Bryan, 39, became interested in the case in 1972 when he was representing a man who said he was the Lindbergh baby. Bryan's research into court records convinced him that Hauptmann had been railroaded. Now, with Bryan's help, Anna Hauptmann has filed suit, seeking $100 million in damages from the state of New Jersey, various former police officials and trial prosecutor David Wilentz, 86. Also named as a defendant are the Hearst newspapers, which paid for Hauptmann's defense by a lawyer who allegedly drank heavily and performed poorly. The lawsuit charges that the defendants "continue to conceal, withhold, remove and otherwise destroy material evidence and facts bearing upon the innocence of Richard Hauptmann."
The state is pressing to have the suit dismissed, but Bryan is confident it will come to trial. In 1981 New Jersey's then Governor, Brendan Byrne, ordered the state to open to the public more than 90,000 state documents on the case, and this month a New Jersey judge will hear Anna's request that the state also return personal items that it has held for 48 years. Claims Bryan: "The state's own evidence indicates Hauptmann was innocent."
There have always been doubts about Hauptmann's guilt. His 1935 trial was an emotional courtroom circus in which spectators cheered when the German immigrant was convicted of breaking into the Lindbergh home near Hopewell, N.J., murdering the child, and extracting $50,000 in ransom. Much of the case rested on circumstantial evidence and dubious eyewitness identifications. Now Bryan and his client say that the newly unearthed documents show abundant proof of misconduct by the prosecution. The lawyer claims that government agents manufactured much of the evidence against Hauptmann—including testimony that a ladder used in the kidnapping was partially built of wood from the defendant's home—and used deception and beating to try to coerce a confession. Anna still maintains that she was with her husband throughout the night of March 1, 1932, when the crime was committed—and she recently passed a lie detector test. Prosecutor David Wilentz, who is still practicing law, is unmoved. "Why should I worry?" he has been quoted as saying. "We tried a case based on the evidence. We won a conviction against a guilty man."
Anna Hauptmann realizes that her days may be numbered, but Bryan vows that he will carry on the case for her estate, if necessary. One reason: to clear the Hauptmann name for Anna and Richard's only son, Manfred, now 48 and living quietly in an undisclosed location. "He has made a good life," Anna says proudly. Anna admits that this lawsuit has awakened dark memories. "I live through this pain again," she says, "but Richard is worth it." Anna still wears the wedding band Hauptmann placed on her finger 57 years ago. Marry again? "I couldn't be a good wife for someone else. It's always Richard there."
Until the stranger appeared on her doorstep last year, Anna Hauptmann was resigned to the fact that she might die before she could prove her husband's innocence.
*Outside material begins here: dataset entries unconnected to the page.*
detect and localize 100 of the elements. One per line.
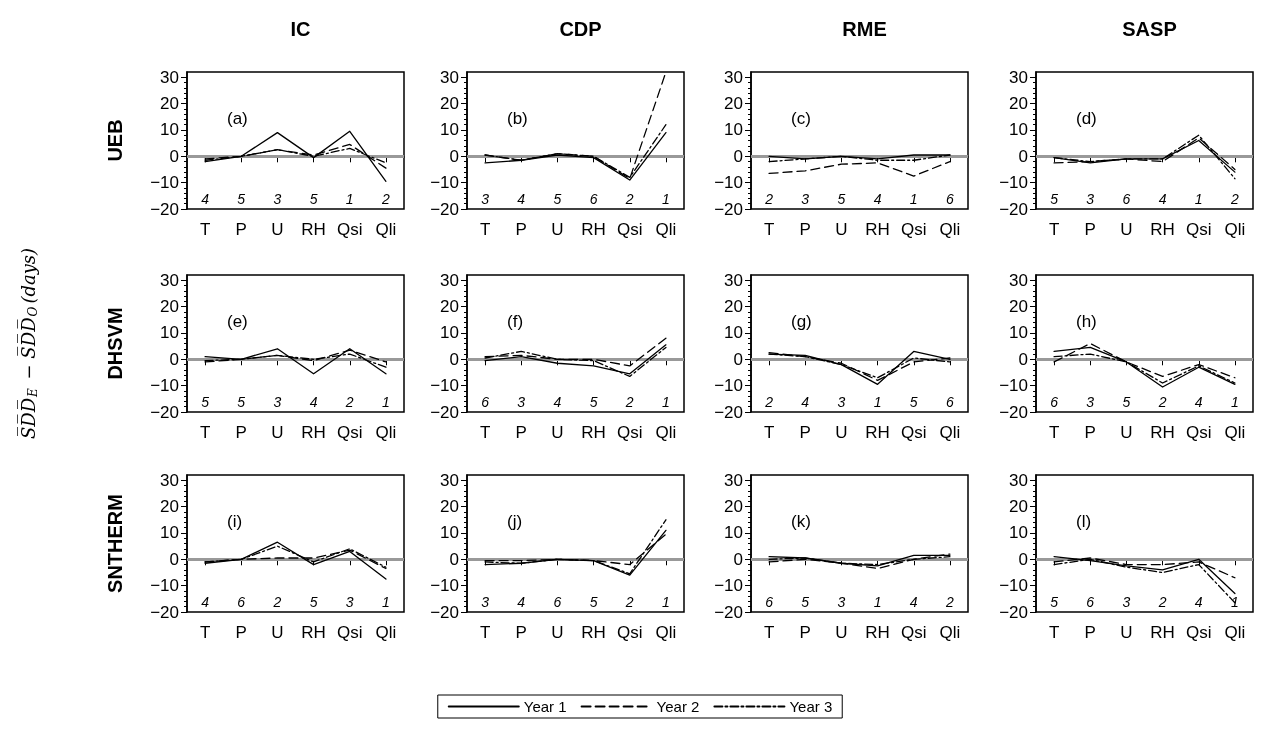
x-tick-label: RH [865,220,890,239]
annotation: (l) [1076,512,1092,531]
x-tick-label: RH [865,423,890,442]
annotation: 6 [237,594,246,610]
y-tick-label: 20 [724,297,743,317]
annotation: 2 [764,191,774,207]
annotation: (f) [507,312,524,331]
y-tick-label: 30 [724,67,743,87]
annotation: (j) [507,512,523,531]
x-tick-label: Qli [655,220,677,239]
x-tick-label: U [551,220,564,239]
annotation: 6 [1086,594,1095,610]
annotation: 4 [1194,594,1203,610]
x-tick-label: U [271,423,284,442]
x-tick-label: T [1048,220,1060,239]
y-tick-label: 10 [440,120,459,140]
x-tick-label: T [1048,623,1060,642]
annotation: 5 [1050,191,1059,207]
x-tick-label: Qsi [1186,423,1212,442]
annotation: (a) [227,109,248,128]
y-tick-label: 0 [1018,549,1028,569]
annotation: 4 [909,594,918,610]
y-tick-label: −20 [430,602,459,622]
y-tick-label: −10 [430,376,459,396]
x-tick-label: T [199,623,211,642]
x-tick-label: Qli [1224,623,1246,642]
x-tick-label: Qsi [617,423,643,442]
x-tick-label: Qsi [901,623,927,642]
y-tick-label: 30 [724,270,743,290]
y-tick-label: −10 [430,576,459,596]
x-tick-label: T [199,220,211,239]
y-tick-label: 10 [724,323,743,343]
x-tick-label: U [835,623,848,642]
x-tick-label: P [1084,623,1096,642]
y-tick-label: 20 [724,94,743,114]
x-tick-label: RH [301,423,326,442]
legend-label: Year 2 [656,698,700,715]
y-tick-label: −10 [999,376,1028,396]
chart-title: SASP [1122,18,1177,40]
x-tick-label: Qsi [617,220,643,239]
annotation: 3 [1086,191,1095,207]
x-tick-label: U [551,623,564,642]
x-tick-label: T [199,423,211,442]
annotation: (d) [1076,109,1097,128]
x-tick-label: Qsi [1186,220,1212,239]
y-tick-label: −20 [150,199,179,219]
annotation: (b) [507,109,528,128]
x-tick-label: RH [1150,423,1175,442]
y-tick-label: 30 [160,270,179,290]
x-tick-label: T [479,423,491,442]
y-tick-label: 0 [449,146,459,166]
annotation: 6 [946,191,955,207]
y-tick-label: 20 [1009,497,1028,517]
annotation: 1 [873,594,882,610]
annotation: 3 [481,191,490,207]
y-tick-label: 20 [1009,297,1028,317]
y-tick-label: −10 [714,173,743,193]
annotation: 1 [1231,394,1239,410]
y-tick-label: −20 [150,602,179,622]
y-tick-label: 30 [1009,470,1028,490]
x-tick-label: P [1084,423,1096,442]
x-tick-label: T [763,623,775,642]
annotation: (i) [227,512,243,531]
y-tick-label: 10 [160,523,179,543]
y-tick-label: 20 [440,297,459,317]
annotation: 3 [1086,394,1095,410]
annotation: 4 [1158,191,1167,207]
x-tick-label: P [799,220,811,239]
x-tick-label: RH [1150,220,1175,239]
annotation: 4 [517,594,526,610]
annotation: 2 [764,394,774,410]
annotation: 3 [1122,594,1131,610]
annotation: 4 [517,191,526,207]
y-tick-label: −20 [150,402,179,422]
y-tick-label: −10 [150,173,179,193]
annotation: 2 [1157,594,1167,610]
annotation: (e) [227,312,248,331]
x-tick-label: RH [581,423,606,442]
x-tick-label: Qli [375,623,397,642]
x-tick-label: Qsi [337,423,363,442]
y-tick-label: 0 [169,146,179,166]
y-tick-label: 20 [160,94,179,114]
annotation: 3 [481,594,490,610]
annotation: 6 [481,394,490,410]
y-tick-label: 10 [160,323,179,343]
annotation: 5 [309,594,318,610]
x-tick-label: Qsi [337,220,363,239]
annotation: 3 [517,394,526,410]
annotation: 5 [237,191,246,207]
y-tick-label: 20 [440,497,459,517]
y-tick-label: 10 [724,120,743,140]
y-tick-label: −10 [430,173,459,193]
x-tick-label: U [835,220,848,239]
annotation: (h) [1076,312,1097,331]
annotation: 1 [1231,594,1239,610]
annotation: (g) [791,312,812,331]
annotation: 3 [837,594,846,610]
chart-title: RME [842,18,887,40]
text: S̅D̅D̅E − S̅D̅D̅O(days) [17,247,40,440]
chart-title: IC [290,18,311,40]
It has been 46 years since Bruno Richard Hauptmann was executed for the kidnapping and murder of the 18-month-old son of aviator Charles Lindbergh and his wife, the writer Anne Morrow. All this time Anna has believed unwaveringly in Richard's innocence. But she was 82, and losing hope, when Robert Bryan, a San Francisco lawyer, came to her Yeadon, Pa. door. He announced that he had come to believe that Richard Hauptmann was innocent and was determined to prove it. "Now I know why I am still alive," she told Bryan. "God wants the truth to be known."